The European Union is a global heavyweight in trade and climate. But in political terms, it is puny. For all the Brexit conspiracy theories of a “United States of Europe”, the EU has no federal government. Brussels is not the continent’s capital, but home to its bureaucracy. The club’s power lies with member states that zealously guard their interests and scrupulously defend their sovereignty. They often recoil from shared burdens and a collective will.
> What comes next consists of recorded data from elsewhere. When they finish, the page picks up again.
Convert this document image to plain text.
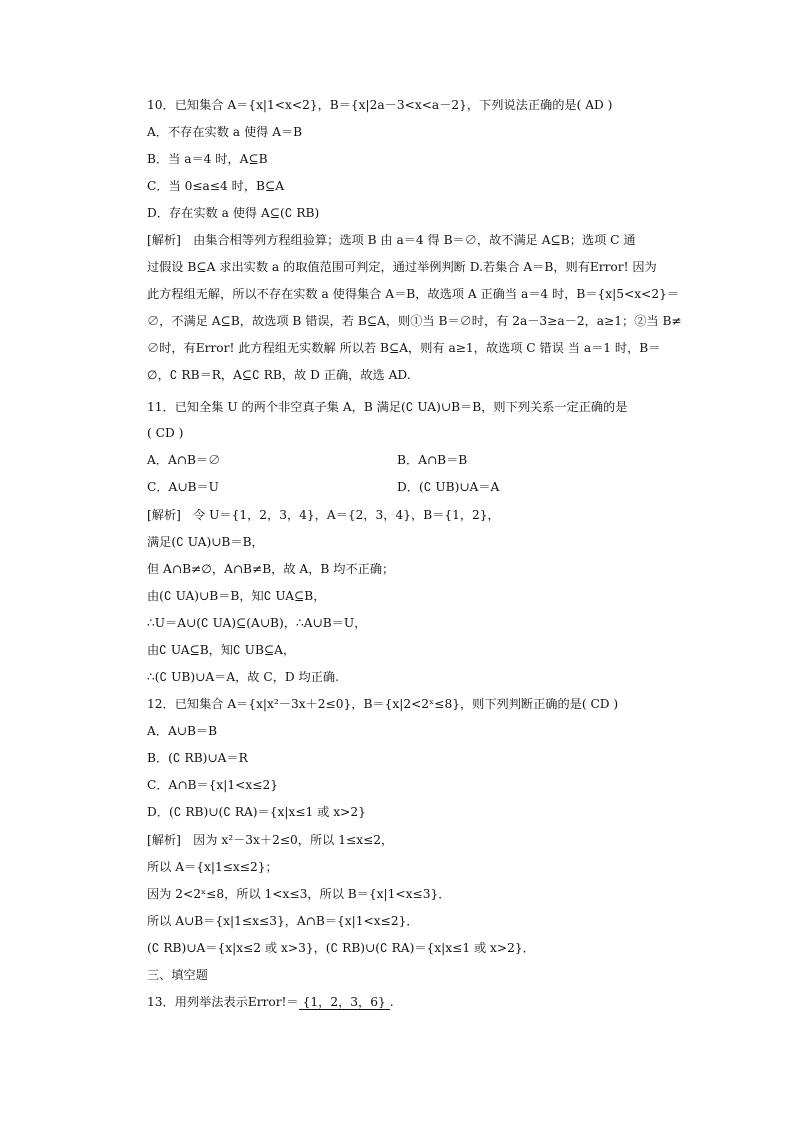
10．已知集合 A＝{x|1<x<2}，B＝{x|2a－3<x<a－2}，下列说法正确的是( AD )
A．不存在实数 a 使得 A＝B
B．当 a＝4 时，A⊆B
C．当 0≤a≤4 时，B⊆A
D．存在实数 a 使得 A⊆(∁ RB)
[解析]　由集合相等列方程组验算；选项 B 由 a＝4 得 B＝∅，故不满足 A⊆B；选项 C 通
过假设 B⊆A 求出实数 a 的取值范围可判定，通过举例判断 D.若集合 A＝B，则有Error! 因为
此方程组无解，所以不存在实数 a 使得集合 A＝B，故选项 A 正确当 a＝4 时，B＝{x|5<x<2}＝
∅，不满足 A⊆B，故选项 B 错误，若 B⊆A，则①当 B＝∅时，有 2a－3≥a－2，a≥1；②当 B≠
∅时，有Error! 此方程组无实数解 所以若 B⊆A，则有 a≥1，故选项 C 错误 当 a＝1 时，B＝
∅，∁ RB＝R，A⊆∁ RB，故 D 正确，故选 AD.
11．已知全集 U 的两个非空真子集 A，B 满足(∁ UA)∪B＝B，则下列关系一定正确的是
( CD )
A．A∩B＝∅	B．A∩B＝B
C．A∪B＝U	D．(∁ UB)∪A＝A
[解析]　令 U＝{1，2，3，4}，A＝{2，3，4}，B＝{1，2}，
满足(∁ UA)∪B＝B，
但 A∩B≠∅，A∩B≠B，故 A，B 均不正确；
由(∁ UA)∪B＝B，知∁ UA⊆B，
∴U＝A∪(∁ UA)⊆(A∪B)，∴A∪B＝U，
由∁ UA⊆B，知∁ UB⊆A，
∴(∁ UB)∪A＝A，故 C，D 均正确.
12．已知集合 A＝{x|x²－3x＋2≤0}，B＝{x|2<2ˣ≤8}，则下列判断正确的是( CD )
A．A∪B＝B
B．(∁ RB)∪A＝R
C．A∩B＝{x|1<x≤2}
D．(∁ RB)∪(∁ RA)＝{x|x≤1 或 x>2}
[解析]　因为 x²－3x＋2≤0，所以 1≤x≤2，
所以 A＝{x|1≤x≤2}；
因为 2<2ˣ≤8，所以 1<x≤3，所以 B＝{x|1<x≤3}．
所以 A∪B＝{x|1≤x≤3}，A∩B＝{x|1<x≤2}．
(∁ RB)∪A＝{x|x≤2 或 x>3}，(∁ RB)∪(∁ RA)＝{x|x≤1 或 x>2}．
三、填空题
13．用列举法表示Error!＝ {1，2，3，6} .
The EU is not hiding plans of integration, it just has none of any note. Over the last three decades, the appetite for greater political and fiscal union has been shrinking, not growing. The EU’s budget in 1993-1999 was 1.25% of the club’s gross national income (GNI); for the next six years, beginning in 2021, the proposed budget of €1.07tn is just a shade over 1% of GNI. This seems too thin a sliver of European wealth for a continent that faces a possible ruinous recession caused by coronavirus.

Yet the cash agreed this week by leaders at one of the longest EU summits only tells half a story. As important is that the commission for the first time will be allowed, temporarily, to borrow in the markets to fund EU expenditure. At €750bn, over three years from 2021, the Next Generation EU fund is a bazooka, not a peashooter. Bonds will be issued, with the tab settled by 2058. It’s not all good news. The promises that handouts would not be going to countries which undermine the rule of law ring hollow.

It would be a mistake to think this is Europe’s “Hamiltonian moment”. As history buffs and fans of the hit musical know, this was when Alexander Hamilton, the first US treasury secretary, allowed the federal government to assume the war debts of the 13 former colonies. Hamilton’s new national bonds were backed by direct taxes. However, it is unlikely new EU taxation can be used to repay bondholders, as this would require unanimity among member states.

A financial transaction tax and a digital services tax have long been stalled, because Europe’s leaders disagree about the measures. States don’t seem keen to relinquish their national veto over taxation. It is also unrealistic, perhaps, to imagine the Netherlands accepting higher corporate taxes to pay for Italy’s stimulus. Levies on carbon-intensive goods coming into the EU are a good idea. But such duties are designed to damp down demand and won’t provide a steady cashflow. Besides a proposed plastic tax, Lucas Guttenberg of the Jacques Delors Centre notes, there is no new resource.

The scheme could work if the European Central Bank was allowed to purchase the bonds and cancel the debt, or hold them in perpetuity. The ECB has been running, in a roundabout way, bond-buying operations in the markets to support EU nations’ fiscal deficits. But the central bank won’t be permitted to hold Next Generation EU bonds. Emma Clancy, an economist with the Green/Left bloc in the European parliament, perceptively noted the persistent failure “to deal with the fundamental contradictions of the EU’s economic architecture”.

The main problem with the EU’s proposed bond issue is that there seems no realistic means of repayment other than future reductions in the union’s budget or higher contributions from financially constrained member states. There appear to be deep cuts earmarked for health, innovation and cohesion funds in the budget as a quid pro quo for the emergency measures. EU states that rely on such cash for investment may, without it, end up trapped in a permanent austerity spiral.

All this means that the European parliament took a fair stand against the budget this week. MEPs are worried that the EU’s long-term priorities are being sacrificed on the altar of the recovery. Parliamentarians are right to ask for more budget cash and to pin down the council on the new revenue streams to finance Covid-19 spending. More time is needed to ensure that the budget is a proper response to one of the sharpest economic contractions in recent history. The crisis has served as a catalyst for change. But that change must work to encourage open, constructive and democratic relations on the continent.